4. Expenses. Notwithstanding and in addition to the limit on Guarantors liability hereunder set forth in Section 1, Guarantor agrees to pay on demand any and all costs, including reasonable legal fees and expenses, and other expenses incurred by Creditor in enforcing Guarantors payment obligations under this Guaranty; provided that Guarantor will not be liable for any expenses of Creditor if no payment under this Guaranty is due.
5. Subrogation.
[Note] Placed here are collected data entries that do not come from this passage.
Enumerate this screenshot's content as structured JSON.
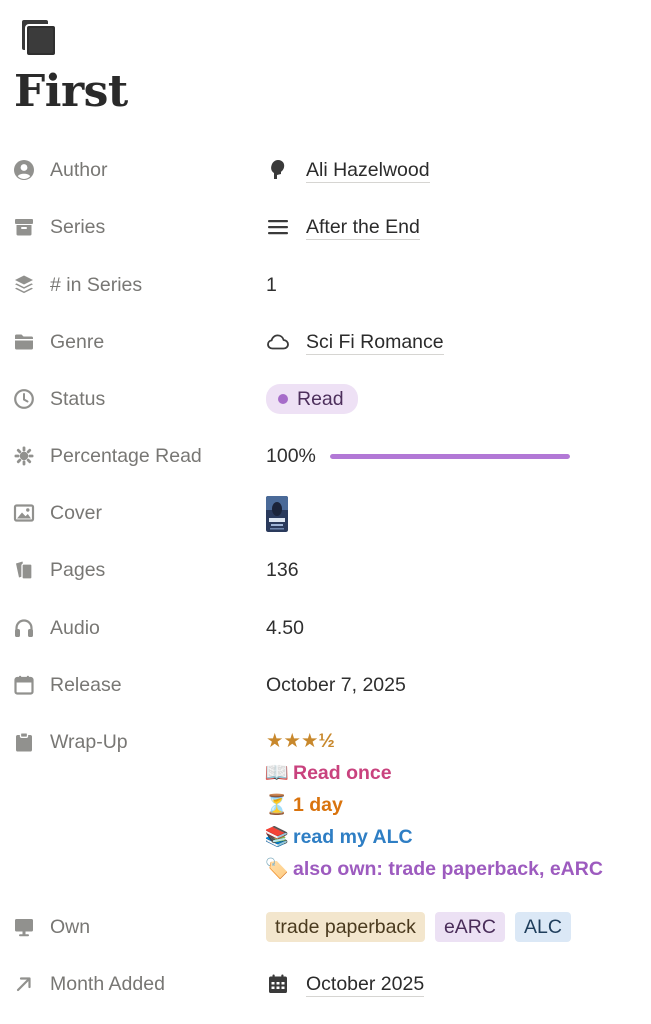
{
  "page": {
    "icon": "book-stack-icon",
    "title": "First"
  },
  "properties": {
    "author": {
      "label": "Author",
      "icon": "user-circle-icon",
      "value": "Ali Hazelwood",
      "value_icon": "person-head-icon"
    },
    "series": {
      "label": "Series",
      "icon": "archive-box-icon",
      "value": "After the End",
      "value_icon": "lines-menu-icon"
    },
    "in_series": {
      "label": "# in Series",
      "icon": "layers-icon",
      "value": "1"
    },
    "genre": {
      "label": "Genre",
      "icon": "folder-icon",
      "value": "Sci Fi Romance",
      "value_icon": "cloud-icon"
    },
    "status": {
      "label": "Status",
      "icon": "clock-icon",
      "value": "Read",
      "color": "#a66cc9"
    },
    "percentage_read": {
      "label": "Percentage Read",
      "icon": "sparkle-gear-icon",
      "value": "100%",
      "progress": 1.0,
      "bar_color": "#b278d6"
    },
    "cover": {
      "label": "Cover",
      "icon": "image-icon",
      "value_icon": "book-cover-thumbnail"
    },
    "pages": {
      "label": "Pages",
      "icon": "pages-icon",
      "value": "136"
    },
    "audio": {
      "label": "Audio",
      "icon": "headphones-icon",
      "value": "4.50"
    },
    "release": {
      "label": "Release",
      "icon": "calendar-icon",
      "value": "October 7, 2025"
    },
    "wrap_up": {
      "label": "Wrap-Up",
      "icon": "clipboard-icon",
      "lines": [
        {
          "emoji": "",
          "text": "★★★½",
          "color": "#c8882c"
        },
        {
          "emoji": "📖",
          "text": "Read once",
          "color": "#c9427e"
        },
        {
          "emoji": "⏳",
          "text": "1 day",
          "color": "#d9730d"
        },
        {
          "emoji": "📚",
          "text": "read my ALC",
          "color": "#2e7ec4"
        },
        {
          "emoji": "🏷️",
          "text": "also own: trade paperback, eARC",
          "color": "#9d5bbf"
        }
      ]
    },
    "own": {
      "label": "Own",
      "icon": "monitor-icon",
      "tags": [
        {
          "text": "trade paperback",
          "bg": "#f3e6cd",
          "fg": "#4a3a1e"
        },
        {
          "text": "eARC",
          "bg": "#ece1f4",
          "fg": "#4a2d5a"
        },
        {
          "text": "ALC",
          "bg": "#dbe8f6",
          "fg": "#1f3e5c"
        }
      ]
    },
    "month_added": {
      "label": "Month Added",
      "icon": "arrow-up-right-icon",
      "value": "October 2025",
      "value_icon": "calendar-grid-icon"
    }
  }
}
Guarantor will be subrogated to all rights of Creditor against Debtor in respect of any amounts paid by Guarantor pursuant to this Guaranty, provided that Guarantor waives any rights it may acquire by way of subrogation under this Guaranty, by any payment made hereunder or otherwise (including, without limitation, any statutory rights of subrogation under Section 509 of the Bankruptcy Code, 11 U.S.C. § 509, or otherwise), reimbursement, exoneration, contribution, indemnification, or any right to participate in any claim or remedy of Creditor against Debtor or any collateral which Creditor now has or acquires, until all of the Guaranteed Obligations then due and payable will have been irrevocably paid to Creditor in full. If any amount will be paid to Guarantor on account of such subrogation rights at any time when all the Guaranteed Obligations then due and payable will not have been paid in full, such amount will be held in trust for the benefit of Creditor and will forthwith be paid to Creditor to be applied to the Guaranteed Obligations. If (a) Guarantor will perform and will make payment to Creditor of all or any part of the Guaranteed Obligations and (b) all the Guaranteed Obligations then due and payable will have been paid in full, Creditor will, at Guarantors request, execute and deliver to Guarantor appropriate documents necessary to evidence the transfer by subrogation to Guarantor of any interest in the Guaranteed Obligations resulting from such payment by Guarantor.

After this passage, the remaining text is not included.